Furthermore, although the judge found that the employee suffered an injury in the course of her employment which caused or contributed to her impairment (Dec. 10), this finding falls short of deciding whether the employment was a significant contributing cause of the incapacity as required pursuant to § 1 (7A). Seesupra note 1 (text of applicable version of § 1 (7A).

Although it is not necessary to use the exact words “significant” or “contributing” cause, the decision does not disclose with sufficient certainty whether the judge applied the proper standard under § 1 (7A). See Walzak, supra. Compare Robinson’s Case, 416 Mass. 454, 460
(1993). We note that any pre-existing mental or emotional problems would not defeat the employee’s claim under § 1 (7A), if the evidence establishes that the work events meet the statutory standard of a “significant contributing cause of such disability.” G.L.c. 152, § 1 (7), supra n. 1.

In summary, the decision does not have sufficient specificity to disclose whether the judge applied § 1 (7A) correctly. Accordingly, we vacate and remand the decision. As the administrative judge who heard the case at conference is no longer with the Department, we forward this matter to the Senior Judge for reassignment for a hearin de novo.

So ordered.

_____________________________ Administrative Law Judge Susan Maze-Rothstein
_____________________________ Administrative Law Judge William McCarthy
_____________________________ Administrative Law Judge Suzanne E.K. Smith

Filed: August 29, 1996

[1] The relevant version of G.L.c. 152, § 1 (7A), as amended by St. 1985, c. 572, § 11 and St. 1986, c. 662, § 6, provides in pertinent part:

Personal injuries shall include mental or emotional disabilities only where a significant contributing cause of such disability is an event or series of events occurring within the employment. No mental or emotional disability arising principally out of a bona fide, personnel action including a transfer, promotion, demotion, or termination except such action which is the intentional infliction of emotional harm shall be deemed to be a personal injury within the meaning of this chapter.
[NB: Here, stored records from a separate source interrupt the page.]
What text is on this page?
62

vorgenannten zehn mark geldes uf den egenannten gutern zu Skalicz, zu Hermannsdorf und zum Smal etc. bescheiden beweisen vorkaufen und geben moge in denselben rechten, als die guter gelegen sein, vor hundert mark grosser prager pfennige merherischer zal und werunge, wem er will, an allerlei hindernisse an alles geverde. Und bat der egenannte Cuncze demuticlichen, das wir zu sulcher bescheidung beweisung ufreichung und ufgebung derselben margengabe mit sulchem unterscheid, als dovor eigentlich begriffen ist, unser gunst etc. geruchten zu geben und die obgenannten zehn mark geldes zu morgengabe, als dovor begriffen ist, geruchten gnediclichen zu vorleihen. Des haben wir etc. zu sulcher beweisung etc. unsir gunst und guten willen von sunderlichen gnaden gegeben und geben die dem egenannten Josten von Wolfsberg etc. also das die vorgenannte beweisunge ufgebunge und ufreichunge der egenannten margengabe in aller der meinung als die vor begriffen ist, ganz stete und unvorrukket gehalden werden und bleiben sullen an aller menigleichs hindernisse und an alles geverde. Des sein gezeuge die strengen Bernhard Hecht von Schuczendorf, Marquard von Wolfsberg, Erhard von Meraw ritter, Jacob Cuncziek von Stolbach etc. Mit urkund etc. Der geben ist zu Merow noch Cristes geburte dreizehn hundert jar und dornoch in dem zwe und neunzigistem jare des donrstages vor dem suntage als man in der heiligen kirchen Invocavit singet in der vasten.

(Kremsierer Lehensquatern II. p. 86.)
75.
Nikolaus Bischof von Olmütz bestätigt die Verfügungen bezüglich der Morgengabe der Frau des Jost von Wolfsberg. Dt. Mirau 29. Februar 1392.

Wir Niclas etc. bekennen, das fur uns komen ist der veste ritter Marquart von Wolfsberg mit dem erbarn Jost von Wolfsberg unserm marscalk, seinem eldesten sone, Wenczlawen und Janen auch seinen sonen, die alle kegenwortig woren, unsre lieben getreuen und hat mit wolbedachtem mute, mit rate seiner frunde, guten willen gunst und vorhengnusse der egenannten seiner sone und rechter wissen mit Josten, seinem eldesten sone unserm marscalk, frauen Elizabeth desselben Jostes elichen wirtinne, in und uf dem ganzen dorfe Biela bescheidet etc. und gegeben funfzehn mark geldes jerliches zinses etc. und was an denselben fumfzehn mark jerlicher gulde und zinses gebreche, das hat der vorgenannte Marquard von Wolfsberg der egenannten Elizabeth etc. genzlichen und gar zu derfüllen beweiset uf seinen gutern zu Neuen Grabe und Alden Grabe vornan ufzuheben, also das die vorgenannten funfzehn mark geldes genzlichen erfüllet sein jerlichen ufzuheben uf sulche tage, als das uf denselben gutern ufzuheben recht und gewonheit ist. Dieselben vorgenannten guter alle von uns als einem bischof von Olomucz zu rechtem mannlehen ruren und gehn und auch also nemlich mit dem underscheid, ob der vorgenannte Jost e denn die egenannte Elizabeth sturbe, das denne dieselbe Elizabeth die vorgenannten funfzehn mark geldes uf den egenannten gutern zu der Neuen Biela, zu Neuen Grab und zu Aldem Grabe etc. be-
Among other changes not relevant here, this aspect of § 1 (7A) was amended by St. 1991, c. 398, § 14 to provide:

Personal injuries shall include mental or emotional disabilities only where the predominant contributing of such disability is an event or series of events occurring within any employment.

This amendment was deemed substantive applicable only to dates of injury after its December 23, 1991 enactment by St. 1991, c. 398, § 106.

[2] The judge listed Dr. Stiegel’s reports as Exhibits 2-5 in his decision. (Dec. 3.) He did not list the October 2, 1991 deposition. It is clear, however, that the deposition, submitted to the prior administrative judge at the time of conference was entered into evidence. (Tr. 3-4.)